OCI runtime create failed: container_linux.go:380: starting container process caused: process_linux.go:545: container init caused: Running hook #1:: error running hook: exit status 1, stdout: , stderr: nvidia-container-cli: ldcache error: open failed: /sbin/ldconfig.real: no such file or directory: unknown

No error when using ldconfig = "/sbin/ldconfig.real" but still get the python.d error.

I resorted to using prometheus, nvidia smi exporter and grafana which works. But still cannot get it to work with netdata.

cryptoDevTrader commented 1 year ago

Any update/progress on this? I'm having the same exact issue on OMV 6.

cryptoDevTrader commented 1 year ago

I got it to work. I followed the following guide on OMV 6 to install nvidia-drivers and nvidia-docker2.

https://forum.openmediavault.org/index.php?thread/31206-how-to-setup-nvidia-in-plex-docker-for-hardware-transcoding/

It indicates that ldconfig should be set to /sbin/ldconfig.real in /etc/nvidia-container-runtime/config.toml. Leaving this set to @/sbin/ldconfig (the default after I installed) works for both the Plex container and netdata.

cryptoDevTrader commented 1 year ago

Note that I also downgraded nvidia packages as per this post. Using up to date nvidia packages causes the plex container to not work with the configuration noted above. The netdata-glibc container does work.

https://forums.developer.nvidia.com/t/issue-with-setting-up-triton-on-jetson-nano/248485/2

D34DC3N73R commented 1 year ago

@cryptoDevTrader you may also want to give the dev image & instructions a try.
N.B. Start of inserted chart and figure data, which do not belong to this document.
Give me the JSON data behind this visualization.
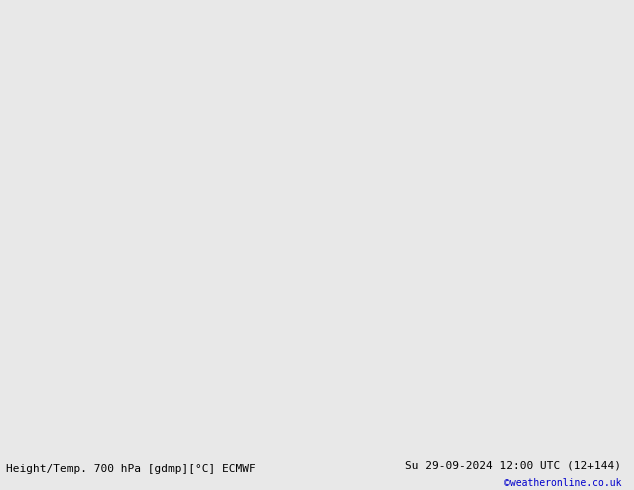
{
  "title_left": "Height/Temp. 700 hPa [gdmp][°C] ECMWF",
  "title_right": "Su 29-09-2024 12:00 UTC (12+144)",
  "credit": "©weatheronline.co.uk",
  "background_color": "#d0d8e0",
  "land_color": "#b8e4a8",
  "land_border_color": "#888888",
  "ocean_color": "#dce8f0",
  "fig_width": 6.34,
  "fig_height": 4.9,
  "dpi": 100,
  "lon_min": -110,
  "lon_max": -20,
  "lat_min": -75,
  "lat_max": 10,
  "geopotential_color": "#000000",
  "geopotential_thick_color": "#000000",
  "temp_positive_color": "#cc0000",
  "temp_negative_color": "#ff8800",
  "temp_zero_color": "#ff00aa",
  "temp_cold_color": "#00cc00",
  "temp_very_cold_color": "#00cccc",
  "footer_fontsize": 8,
  "contour_fontsize": 7
}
We'll be moving to that with the next netdata release. image: d34dc3n73r/netdata-glibc:dev instructions: https://github.com/D34DC3N73R/netdata-glibc/tree/dev

When the official release happens you'll have to change the image to :stable or :latest depending on your preference.

cryptoDevTrader commented 1 year ago

@cryptoDevTrader you may also want to give the dev image & instructions a try. We'll be moving to that with the next netdata release. image: d34dc3n73r/netdata-glibc:dev instructions: https://github.com/D34DC3N73R/netdata-glibc/tree/dev

When the official release happens you'll have to change the image to :stable or :latest depending on your preference.

This was hugely helpful!

I am running both netdata-glibc and plex via docker-compose. netdata-glibc was already working properly with the previous config using the NVIDIA_VISIBLE_DEVICES env and nvidia runtime. Plex, however, was not working with the same configuration and the latest version of nvidia packages (older versions worked fine). Upgrading the nvidia packages to the latest versions and using the deploy method described in the dev branch worked for both deployments.

D34DC3N73R commented 1 year ago

closing this, but feel free to reopen if it can be reproduced with the newest updates.